Orrick went on to argue that he cannot evaluate the merits of CMP’s First Amendment claims without reviewing the “targeted discovery” that he ordered.
[T]he defendants have concealed from NAF (and thus the Court) the information they took from NAF and assert a blanket right to disclose it under the First Amendment. As I have indicated since I issued the TRO, I am in the dark whether any of this information is of public interest and would be protected by the First Amendment notwithstanding the defendants’ waiver of their First Amendment rights. What I know for sure is that the defendants signed a nondisclosure agreement and want to disclose information likely gained by false pretenses that is protected by the agreement.

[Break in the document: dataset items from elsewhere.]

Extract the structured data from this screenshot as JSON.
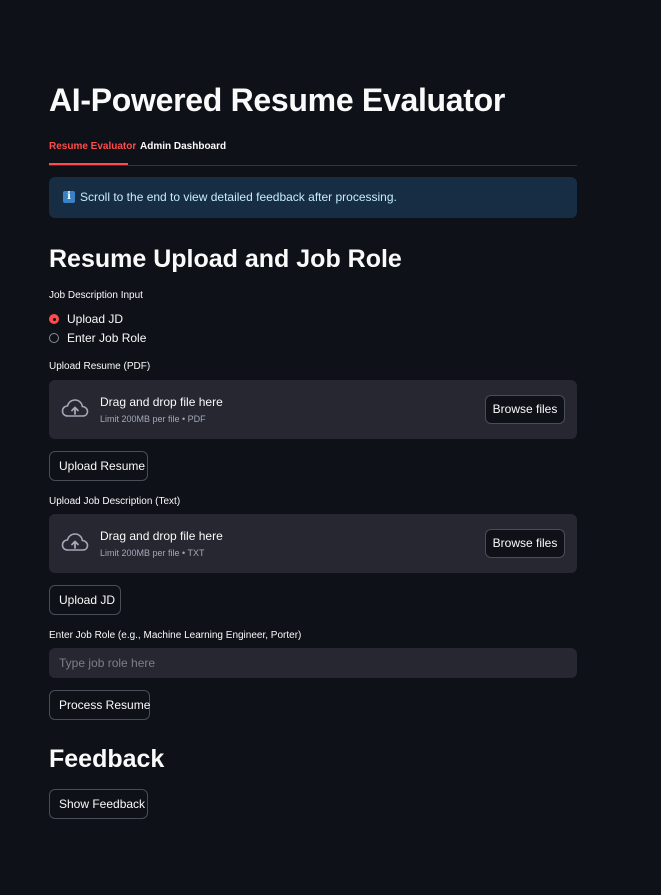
{
  "app": {
    "title": "AI-Powered Resume Evaluator"
  },
  "tabs": [
    {
      "label": "Resume Evaluator",
      "active": true
    },
    {
      "label": "Admin Dashboard",
      "active": false
    }
  ],
  "info": {
    "icon": "info-icon",
    "text": "Scroll to the end to view detailed feedback after processing."
  },
  "upload_section": {
    "heading": "Resume Upload and Job Role",
    "jd_input_label": "Job Description Input",
    "radio_options": [
      {
        "label": "Upload JD",
        "selected": true
      },
      {
        "label": "Enter Job Role",
        "selected": false
      }
    ],
    "resume_uploader": {
      "label": "Upload Resume (PDF)",
      "drop_text": "Drag and drop file here",
      "limit_text": "Limit 200MB per file • PDF",
      "browse_label": "Browse files"
    },
    "upload_resume_button": "Upload Resume",
    "jd_uploader": {
      "label": "Upload Job Description (Text)",
      "drop_text": "Drag and drop file here",
      "limit_text": "Limit 200MB per file • TXT",
      "browse_label": "Browse files"
    },
    "upload_jd_button": "Upload JD",
    "job_role_label": "Enter Job Role (e.g., Machine Learning Engineer, Porter)",
    "job_role_placeholder": "Type job role here",
    "job_role_value": "",
    "process_button": "Process Resume"
  },
  "feedback_section": {
    "heading": "Feedback",
    "show_button": "Show Feedback"
  },
  "colors": {
    "background": "#0e1117",
    "accent": "#ff4b4b",
    "info_bg": "#172d43",
    "widget_bg": "#262730"
  }
}
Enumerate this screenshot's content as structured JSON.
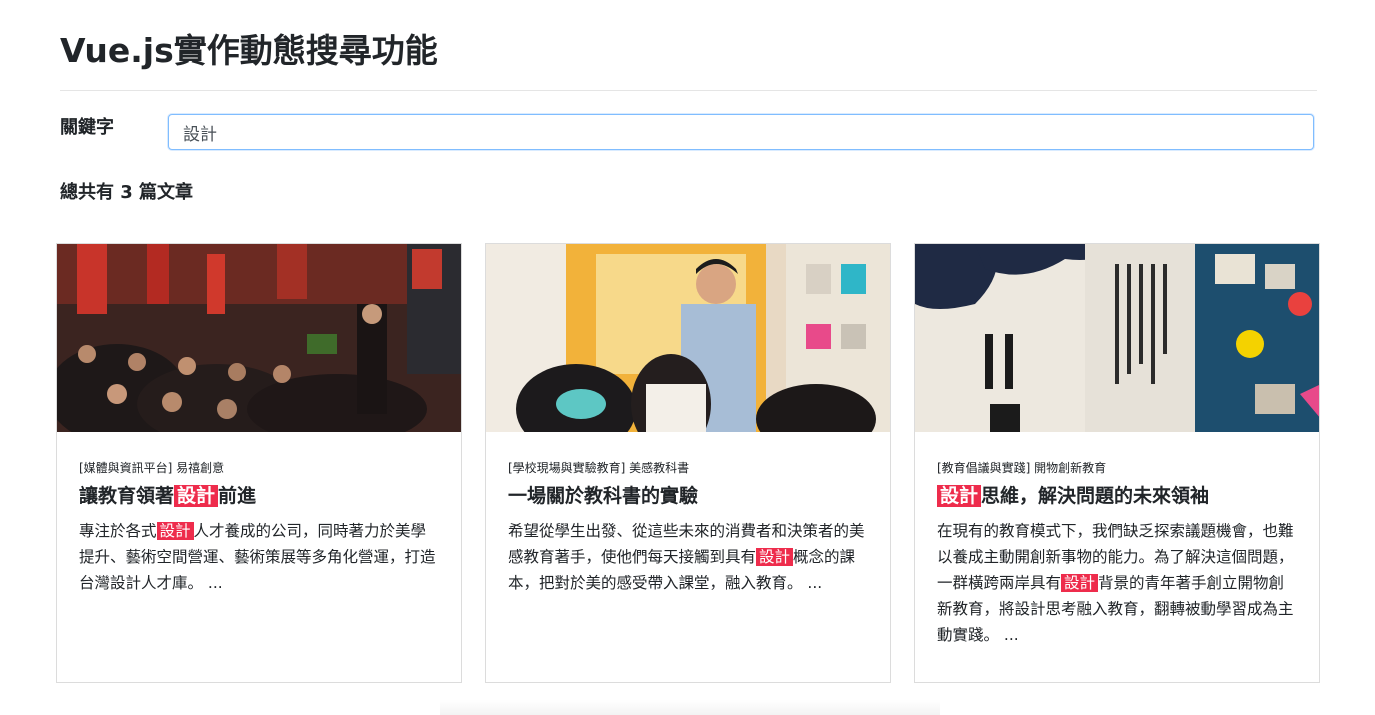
{
  "page": {
    "title": "Vue.js實作動態搜尋功能"
  },
  "search": {
    "label": "關鍵字",
    "value": "設計",
    "placeholder": ""
  },
  "results": {
    "count_text": "總共有 3 篇文章"
  },
  "articles": [
    {
      "category": "[媒體與資訊平台] 易禧創意",
      "title_parts": [
        "讓教育領著",
        "設計",
        "前進"
      ],
      "excerpt_parts": [
        "專注於各式",
        "設計",
        "人才養成的公司，同時著力於美學提升、藝術空間營運、藝術策展等多角化營運，打造台灣設計人才庫。 ..."
      ]
    },
    {
      "category": "[學校現場與實驗教育] 美感教科書",
      "title_parts": [
        "一場關於教科書的實驗",
        "",
        ""
      ],
      "excerpt_parts": [
        "希望從學生出發、從這些未來的消費者和決策者的美感教育著手，使他們每天接觸到具有",
        "設計",
        "概念的課本，把對於美的感受帶入課堂，融入教育。 ..."
      ]
    },
    {
      "category": "[教育倡議與實踐] 開物創新教育",
      "title_parts": [
        "",
        "設計",
        "思維，解決問題的未來領袖"
      ],
      "excerpt_parts": [
        "在現有的教育模式下，我們缺乏探索議題機會，也難以養成主動開創新事物的能力。為了解決這個問題，一群橫跨兩岸具有",
        "設計",
        "背景的青年著手創立開物創新教育，將設計思考融入教育，翻轉被動學習成為主動實踐。 ..."
      ]
    }
  ],
  "colors": {
    "highlight": "#ee2c4c",
    "input_focus_border": "#80bdff"
  }
}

The only way to sort out the waiver, privacy and First Amendment issues in this case is to review the targeted discovery that I have ordered.
Orrick implied that CMP’s anti-SLAPP motion is “substantively baseless”:
The defendants’ reasoning in their petition would seem to allow a party, in cases involving the First Amendment, to obtain an automatic discovery stay simply by filing a substantively baseless motion to dismiss that is framed in a way that does not raise factual issues on its face.
The Ninth Circuit is likely to rule on CMP’s emergency motion relatively quickly due to the emergency nature of the discovery dispute between NAF and CMP, and the key First Amendment issues at stake.